Orchideen gelten als Sensibelchen, die gehegt und gepflegt werden wollen. Jetzt im Winter startet die Blühsaison. Wir haben einen Fachmann um Rat gefragt.
Text: Heike Schmidt, Fotos: Tobi Wölki
Es ist warm. Zu warm, um mit einem Mantel durchs Orchideenhaus im Berggarten zu gehen. Gleichzeitig ist die Luft feucht. Willkommen im Wohlfühlklima von Orchideen. Die Diva unter den Gewächsen setzt ihre leuchtenden Blüten wie exquisite Abendkleider auf einem grünen Teppich in Szene. Jede für sich sagt: „Sieh her!“ Bewundere mich!“ Ein Bummel durchs Orchideenhaus ist ein wenig wie auf der Croisette in Cannes zu Filmfestspielzeiten: Kaum ist ein Star aus dem Fokus der Fotografen verschwunden, steht schon der nächste bereit, um sich bestaunen zu lassen.

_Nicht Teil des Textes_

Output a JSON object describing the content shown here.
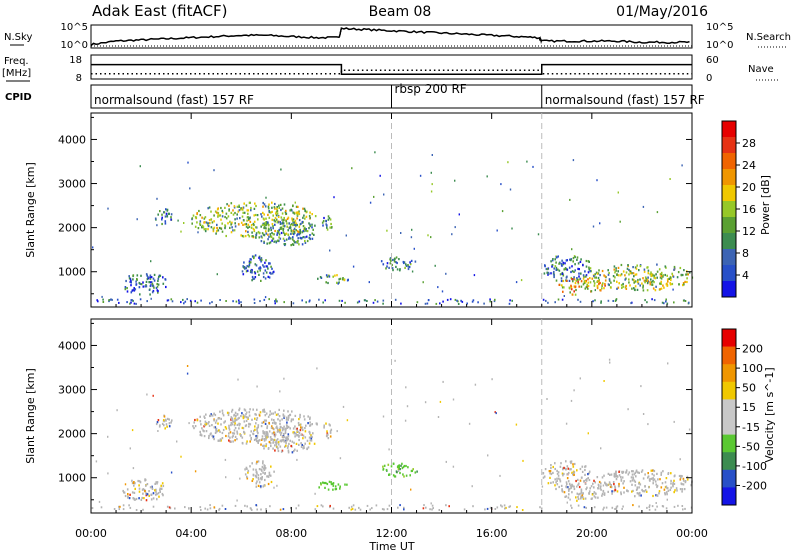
{
  "header": {
    "station": "Adak East (fitACF)",
    "beam": "Beam 08",
    "date": "01/May/2016"
  },
  "colors": {
    "power_scale": [
      "#1414e6",
      "#2850c8",
      "#3c64b4",
      "#3c8c50",
      "#5aa032",
      "#96c828",
      "#f0c800",
      "#f09600",
      "#f06400",
      "#e63214",
      "#e60000"
    ],
    "velocity_scale": [
      "#e60000",
      "#f06400",
      "#f09600",
      "#f0c800",
      "#c8c8c8",
      "#c8c8c8",
      "#5ac832",
      "#3c8c50",
      "#2850c8",
      "#1414e6"
    ],
    "ground_scatter": "#b4b4b4"
  },
  "chart_data": [
    {
      "type": "line",
      "panel": "nsky",
      "labels": {
        "left": "N.Sky",
        "right": "N.Search"
      },
      "yticks_left": [
        "10^5",
        "10^0"
      ],
      "yticks_right": [
        "10^5",
        "10^0"
      ],
      "x": [
        0,
        1,
        2,
        3,
        4,
        5,
        6,
        7,
        8,
        9,
        9.9,
        10,
        11,
        12,
        13,
        14,
        15,
        16,
        17,
        17.9,
        18,
        19,
        20,
        21,
        22,
        23,
        24
      ],
      "y_fraction": [
        0.15,
        0.3,
        0.35,
        0.4,
        0.45,
        0.5,
        0.55,
        0.55,
        0.5,
        0.45,
        0.45,
        0.85,
        0.8,
        0.75,
        0.7,
        0.65,
        0.6,
        0.55,
        0.5,
        0.45,
        0.3,
        0.3,
        0.3,
        0.3,
        0.25,
        0.25,
        0.25
      ]
    },
    {
      "type": "line",
      "panel": "freq",
      "labels": {
        "left": "Freq.",
        "left_unit": "[MHz]",
        "right": "Nave"
      },
      "yticks_left": [
        "18",
        "8"
      ],
      "yticks_right": [
        "60",
        "0"
      ],
      "freq_segments": [
        {
          "x": [
            0,
            10
          ],
          "y": 14
        },
        {
          "x": [
            10,
            18
          ],
          "y": 10
        },
        {
          "x": [
            18,
            24
          ],
          "y": 14
        }
      ],
      "nave_segments": [
        {
          "x": [
            0,
            10
          ],
          "y": 13
        },
        {
          "x": [
            10,
            18
          ],
          "y": 22
        },
        {
          "x": [
            18,
            24
          ],
          "y": 13
        }
      ]
    },
    {
      "type": "table",
      "panel": "cpid",
      "label": "CPID",
      "entries": [
        {
          "x": 0,
          "text": "normalsound (fast) 157 RF"
        },
        {
          "x": 12,
          "text": "rbsp 200 RF"
        },
        {
          "x": 18,
          "text": "normalsound (fast) 157 RF"
        }
      ]
    },
    {
      "type": "heatmap",
      "title": "Power",
      "ylabel": "Slant Range [km]",
      "ylim": [
        200,
        4600
      ],
      "yticks": [
        "1000",
        "2000",
        "3000",
        "4000"
      ],
      "xlim": [
        0,
        24
      ],
      "colorbar": {
        "label": "Power [dB]",
        "range": [
          0,
          32
        ],
        "ticks": [
          "4",
          "8",
          "12",
          "16",
          "20",
          "24",
          "28"
        ]
      },
      "regions": [
        {
          "t": [
            1.2,
            3.0
          ],
          "r": [
            500,
            1000
          ],
          "level": 0.2
        },
        {
          "t": [
            2.5,
            3.2
          ],
          "r": [
            2100,
            2450
          ],
          "level": 0.25
        },
        {
          "t": [
            4.0,
            9.0
          ],
          "r": [
            1800,
            2600
          ],
          "level": 0.45
        },
        {
          "t": [
            6.5,
            9.0
          ],
          "r": [
            1600,
            2200
          ],
          "level": 0.3
        },
        {
          "t": [
            9.2,
            9.6
          ],
          "r": [
            1900,
            2300
          ],
          "level": 0.3
        },
        {
          "t": [
            6.0,
            7.3
          ],
          "r": [
            800,
            1400
          ],
          "level": 0.2
        },
        {
          "t": [
            9.0,
            10.3
          ],
          "r": [
            750,
            950
          ],
          "level": 0.35
        },
        {
          "t": [
            11.5,
            13.0
          ],
          "r": [
            1050,
            1350
          ],
          "level": 0.3
        },
        {
          "t": [
            18.0,
            20.0
          ],
          "r": [
            800,
            1400
          ],
          "level": 0.25
        },
        {
          "t": [
            18.5,
            20.5
          ],
          "r": [
            500,
            900
          ],
          "level": 0.6
        },
        {
          "t": [
            20.0,
            24.0
          ],
          "r": [
            600,
            1200
          ],
          "level": 0.45
        }
      ]
    },
    {
      "type": "heatmap",
      "title": "Velocity",
      "ylabel": "Slant Range [km]",
      "ylim": [
        200,
        4600
      ],
      "yticks": [
        "1000",
        "2000",
        "3000",
        "4000"
      ],
      "xlim": [
        0,
        24
      ],
      "colorbar": {
        "label": "Velocity [m s^-1]",
        "ticks": [
          "200",
          "100",
          "50",
          "15",
          "-15",
          "-50",
          "-100",
          "-200"
        ]
      },
      "regions": [
        {
          "t": [
            1.2,
            3.0
          ],
          "r": [
            500,
            1000
          ],
          "kind": "ground"
        },
        {
          "t": [
            2.5,
            3.2
          ],
          "r": [
            2100,
            2450
          ],
          "kind": "ground"
        },
        {
          "t": [
            4.0,
            9.0
          ],
          "r": [
            1800,
            2600
          ],
          "kind": "ground"
        },
        {
          "t": [
            6.5,
            9.0
          ],
          "r": [
            1600,
            2200
          ],
          "kind": "ground"
        },
        {
          "t": [
            9.2,
            9.6
          ],
          "r": [
            1900,
            2300
          ],
          "kind": "ground"
        },
        {
          "t": [
            6.0,
            7.3
          ],
          "r": [
            800,
            1400
          ],
          "kind": "ground"
        },
        {
          "t": [
            9.0,
            10.3
          ],
          "r": [
            750,
            950
          ],
          "kind": "green"
        },
        {
          "t": [
            11.5,
            13.0
          ],
          "r": [
            1050,
            1350
          ],
          "kind": "green"
        },
        {
          "t": [
            18.0,
            20.0
          ],
          "r": [
            800,
            1400
          ],
          "kind": "ground"
        },
        {
          "t": [
            18.5,
            20.5
          ],
          "r": [
            500,
            900
          ],
          "kind": "ground"
        },
        {
          "t": [
            20.0,
            24.0
          ],
          "r": [
            600,
            1200
          ],
          "kind": "ground"
        }
      ]
    }
  ],
  "xaxis": {
    "label": "Time UT",
    "ticks": [
      "00:00",
      "04:00",
      "08:00",
      "12:00",
      "16:00",
      "20:00",
      "00:00"
    ],
    "tick_hours": [
      0,
      4,
      8,
      12,
      16,
      20,
      24
    ],
    "dashed_hours": [
      12,
      18
    ]
  }
}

Die Orchideen stehen in Töpfen auf dem Boden, aber hängen auch buchstäblich in der feuchtwarmen Luft. Das mögen sie nämlich besonders gerne. Die meisten Orchideen sind Luftwurzler. Sie beziehen Wasser zum Leben aus der Luft. Staunässe in einem Topf mögen sie hingegen gar nicht. „Dann faulen unter Umständen ihre Wurzeln ab“, erklärt Boris Schlumpberger. Er ist Kustos der Herrenhäuser Gärten und beschäftigt sich als Biologe schon sehr lange mit den Pflanzen, die als sensible Schönheiten verschrien sind. Doch sie sind robuster als gedacht.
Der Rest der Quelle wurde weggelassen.